To prepare the oatmeal, soak gluten-free rolled oats overnight with some yogurt. In the morning, drain the water and add enough fresh water to cover. Cook until soft and creamy.
INGREDIENTS
5 eggs 1 tsp vanilla 1 cup shelled pumpkin seeds (chopped) 1 cup sunflower seeds 1 cup cooked and cooled oatmeal 1 cup figs (chopped) 1 cup thawed frozen blueberries (drained) 1 cup pitted dates (softened and chopped) 1 cup flaked (coconut chopped) 1 tsp salt 1 Tbsp cinnamon
PUTTING IT TOGETHER
Preheat the oven to 350F. Line an 11 x 13 Pyrex dish with parchment paper.
Soak the figs and dates in hot water.
Chop your pumpkin seeds in a food processor or high-speed blender until it is the texture of coarse sand. Pour into a large bowl.
Pulse your sunflower seeds until well chopped but still large pieces. Add to the bowl with the pumpkin seeds.
Chop the flaked coconut until chopped. Or, you can use shredded coconut and skip the chopping step. Add to the bowl with the seeds.

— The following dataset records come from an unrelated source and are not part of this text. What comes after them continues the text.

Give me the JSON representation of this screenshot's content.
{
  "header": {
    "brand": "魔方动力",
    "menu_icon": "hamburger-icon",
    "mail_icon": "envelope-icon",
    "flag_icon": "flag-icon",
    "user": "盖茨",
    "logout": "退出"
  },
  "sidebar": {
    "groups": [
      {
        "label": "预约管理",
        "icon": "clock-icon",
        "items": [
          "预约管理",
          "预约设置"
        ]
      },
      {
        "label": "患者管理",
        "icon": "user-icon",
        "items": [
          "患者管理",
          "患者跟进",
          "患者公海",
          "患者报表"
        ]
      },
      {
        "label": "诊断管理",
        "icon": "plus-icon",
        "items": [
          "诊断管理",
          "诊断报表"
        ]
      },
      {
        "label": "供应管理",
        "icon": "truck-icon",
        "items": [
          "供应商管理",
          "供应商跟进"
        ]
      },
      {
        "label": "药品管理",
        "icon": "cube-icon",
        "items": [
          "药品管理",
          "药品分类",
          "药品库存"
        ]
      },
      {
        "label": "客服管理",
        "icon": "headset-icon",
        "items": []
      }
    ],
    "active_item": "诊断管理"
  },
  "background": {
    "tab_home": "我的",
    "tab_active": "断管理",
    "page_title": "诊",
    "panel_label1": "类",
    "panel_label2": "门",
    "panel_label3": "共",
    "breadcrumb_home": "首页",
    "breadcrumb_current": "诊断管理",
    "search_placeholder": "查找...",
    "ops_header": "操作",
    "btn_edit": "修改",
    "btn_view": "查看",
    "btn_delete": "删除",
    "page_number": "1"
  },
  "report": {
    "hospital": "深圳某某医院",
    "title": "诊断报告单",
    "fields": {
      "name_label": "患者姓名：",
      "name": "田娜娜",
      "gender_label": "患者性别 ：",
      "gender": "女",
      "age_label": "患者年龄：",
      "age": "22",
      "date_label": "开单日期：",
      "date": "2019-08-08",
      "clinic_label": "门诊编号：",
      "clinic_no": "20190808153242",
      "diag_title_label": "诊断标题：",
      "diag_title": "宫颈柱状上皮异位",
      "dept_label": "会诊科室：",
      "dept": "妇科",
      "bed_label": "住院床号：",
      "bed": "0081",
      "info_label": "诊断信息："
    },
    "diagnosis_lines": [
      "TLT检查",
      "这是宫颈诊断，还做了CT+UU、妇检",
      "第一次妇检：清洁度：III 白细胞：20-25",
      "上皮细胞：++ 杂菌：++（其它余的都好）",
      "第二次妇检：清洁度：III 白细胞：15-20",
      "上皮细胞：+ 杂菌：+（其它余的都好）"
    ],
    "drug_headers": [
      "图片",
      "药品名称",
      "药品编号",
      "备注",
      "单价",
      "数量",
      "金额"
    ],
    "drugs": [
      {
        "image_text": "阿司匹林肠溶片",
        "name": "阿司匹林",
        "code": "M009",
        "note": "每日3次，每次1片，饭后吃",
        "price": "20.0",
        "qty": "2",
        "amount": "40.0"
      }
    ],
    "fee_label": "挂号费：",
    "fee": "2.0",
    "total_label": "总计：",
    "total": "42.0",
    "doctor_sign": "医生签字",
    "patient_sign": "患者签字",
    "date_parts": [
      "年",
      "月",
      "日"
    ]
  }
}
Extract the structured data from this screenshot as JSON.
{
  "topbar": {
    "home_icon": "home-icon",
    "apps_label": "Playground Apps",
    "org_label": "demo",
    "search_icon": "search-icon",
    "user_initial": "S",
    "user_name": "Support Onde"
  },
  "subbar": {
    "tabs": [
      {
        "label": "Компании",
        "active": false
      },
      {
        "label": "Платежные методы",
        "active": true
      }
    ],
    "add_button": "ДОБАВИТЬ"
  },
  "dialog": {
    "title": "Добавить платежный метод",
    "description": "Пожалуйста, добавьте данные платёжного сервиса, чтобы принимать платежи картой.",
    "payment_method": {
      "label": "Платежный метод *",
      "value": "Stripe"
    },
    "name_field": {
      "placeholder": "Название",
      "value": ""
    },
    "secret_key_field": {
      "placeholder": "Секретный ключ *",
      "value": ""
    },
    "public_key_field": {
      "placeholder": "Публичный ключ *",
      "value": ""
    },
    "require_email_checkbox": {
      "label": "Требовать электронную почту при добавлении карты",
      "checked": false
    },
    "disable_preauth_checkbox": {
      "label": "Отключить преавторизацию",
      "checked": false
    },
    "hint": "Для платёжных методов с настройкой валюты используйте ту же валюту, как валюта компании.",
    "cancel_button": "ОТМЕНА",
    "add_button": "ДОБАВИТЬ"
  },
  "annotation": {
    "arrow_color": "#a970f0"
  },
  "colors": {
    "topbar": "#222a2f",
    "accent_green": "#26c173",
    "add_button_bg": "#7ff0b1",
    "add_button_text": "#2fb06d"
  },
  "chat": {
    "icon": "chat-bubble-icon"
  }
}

Drain your figs and chop well in the blender along with three eggs. Pour the mixture into the large bowl.
Drain the dates and chop well in the blender along with the remaining eggs. Pour the mixture into the large bowl.
Fold in the oatmeal and stir until well combined.
Stir in the blueberries.
Finally, add your spices and vanilla.
Spread the mixture into your prepared baking dish.
Bake at 350F for 30 min or until lightly brown on top.
Allow batch to cool completely and then slice into bars. Cool completely overnight in the refrigerator and then freeze on a baking sheet. Store the frozen bars in a freezer bag for up to 3 months.
Baking your own bars is also a big cost saving! Sourcing the ingredients well at quality discount stores like, Thrive Market and Costco allows you to batch cook affordably. These bars are so satisfying that kids fill up on just one. They also don’t want more because there are no added sugars or highly palatable ingredients that override satiety signals. Pretty cool, huh? Now, you see how these are actually more affordable in the long run than the store-bought granola bars.